5. Spectacle and Superlatives
On the other side of the humdrum spectrum are spots that are irresistibly photogenic. Anything too sparkly is suspect, according to Santiago and Kizilbayir, who quickly flags Insta-spots when "people have a cue to take pictures and the restaurant is showcasing more merchandise than what they should sell, which is good food." Additionally, he spears what he calls "stupid tableside shows," not to be confused with genteel tableside presentation. He defines these shows as food served with "lowbrow or loutish style to get attention." "They don't care about the food; they just want people to take pictures or videos and post them on social media for attention," and to make money off this new form of tourist trap. This misrepresentation and manufactured hype is why Martinez is wary of "showy or Instagram-forward restaurants" when she travels, as well as anyone using overly effusive praise in their social coverage. Key turnoffs include the words "the best" or "amazing," while Scher says she is "hesitant to believe any restaurant's website or marketing that claims they are No. 1 for anything in their city but don't say where they earned that nod." "Anyone can claim to have the best anything if they want to, so make sure you look into that achievement before just believing it," she said.

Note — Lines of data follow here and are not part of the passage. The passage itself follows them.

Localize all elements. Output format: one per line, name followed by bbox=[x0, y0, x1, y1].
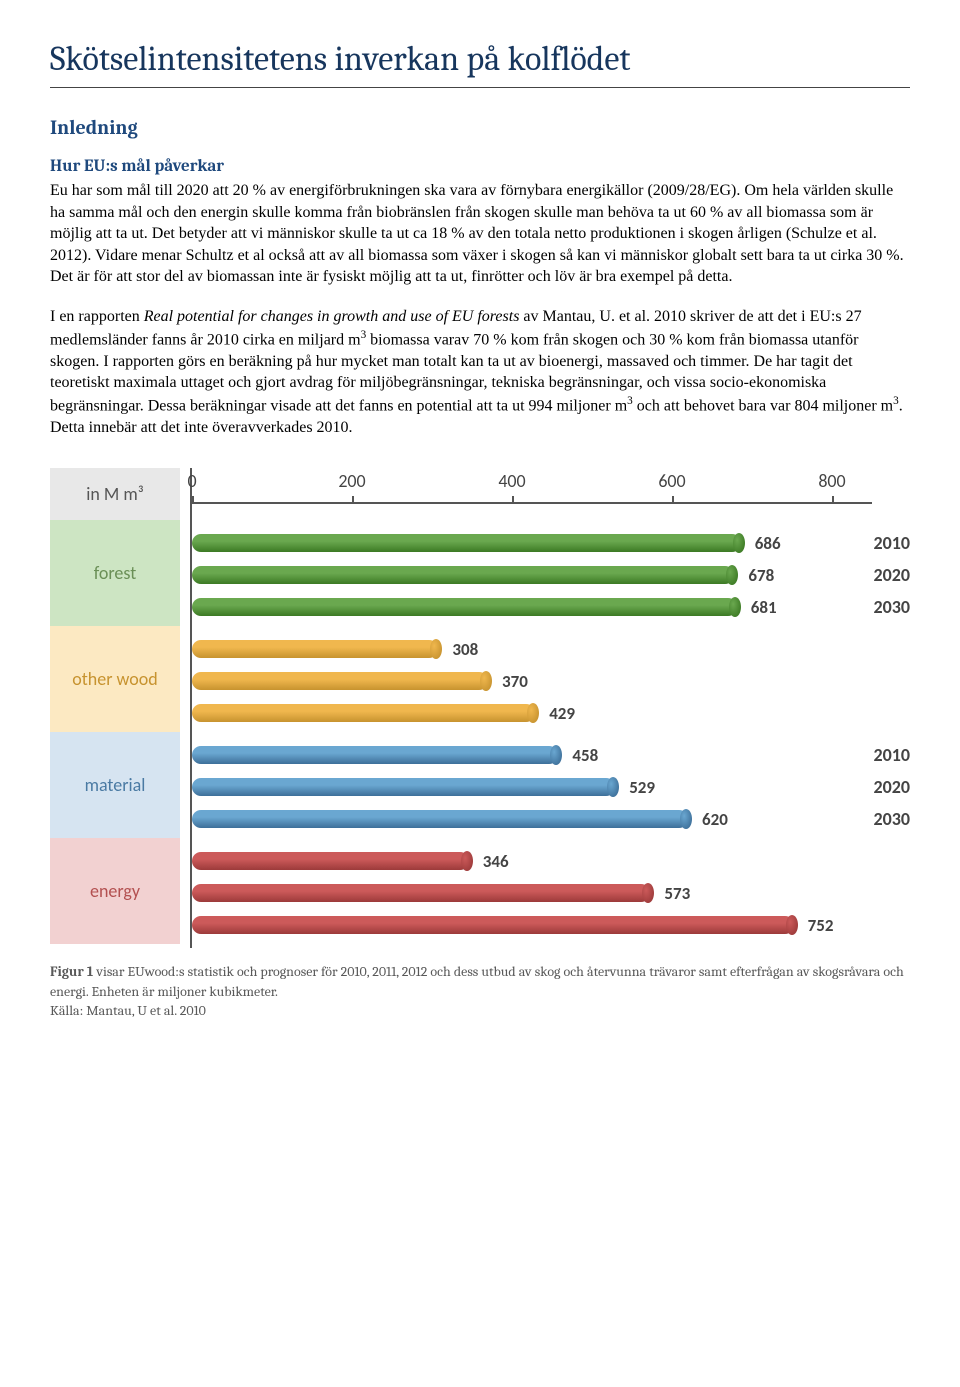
caption-source-pre: Källa: bbox=[50, 1002, 86, 1019]
para2-italic: Real potential for changes in growth and… bbox=[144, 308, 520, 325]
chart-plot-area: 0200400600800686678681308370429458529620… bbox=[190, 468, 832, 948]
x-tick-mark bbox=[192, 496, 194, 504]
chart-bar: 346 bbox=[192, 852, 469, 870]
chart-bar: 429 bbox=[192, 704, 535, 722]
chart-bar: 573 bbox=[192, 884, 650, 902]
bar-value-label: 678 bbox=[748, 565, 774, 586]
chart-unit-label: in M m³ bbox=[50, 468, 180, 520]
category-box: other wood bbox=[50, 626, 180, 732]
bar-value-label: 346 bbox=[483, 851, 509, 872]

6. Your Would-Be Fellow Diners
If a menu feels too familiar, you might be in a tourist trap. The same goes for the clientele. Kizilbayir keeps his distance from restaurants that specialize in serving group tours. "It's the circle of life: Tourists come to the city. They show the historic places, museums, gardens. They start to get hungry. Then, the tour guide takes a busload of tourists to a place that looks attractive," he said. But "you cannot deliver good quality food for that many people at the same time, so as a restaurateur, you have to cut corners. You make the food or drinks look 'bombastic.' You bring desserts with sparkly candles, play loud 'popular music,' have servers sing in weird outfits or hats." "Tourists leave these places with bad food in their stomachs, but the tour guide gets a cut of the profits. It's an easy turn," he admitted. During his travels, Hucks seeks out restaurants devoid of tourists like himself. "If you're in a country or region that speaks a different language than your own, avoid places where you hear a lot of non-native chatter," he said. Santiago also avoids restaurants with too many other tourists. "When I'm eating at a tapas restaurant in Spain, I want to hear the table next to me speaking Spanish. I look for where the locals are." He confessed: "As a restaurant owner, I have a love-hate relationship with things like Google reviews, but I do find they are helpful for finding where the locals go. Are the reviews written in the local language? If I'm going to Portugal, reviews that are all in English are a red flag. I look at what people are wearing in pictures. In Europe, you dress up to go out to dinner. Seeing pictures of people in shorts and T-shirts at a 'fancy' restaurant in Madrid lets me know it's not where the locals are going." As Premoli neatly sums up, "The main giveaway for a restaurant's authenticity is the local clientele!"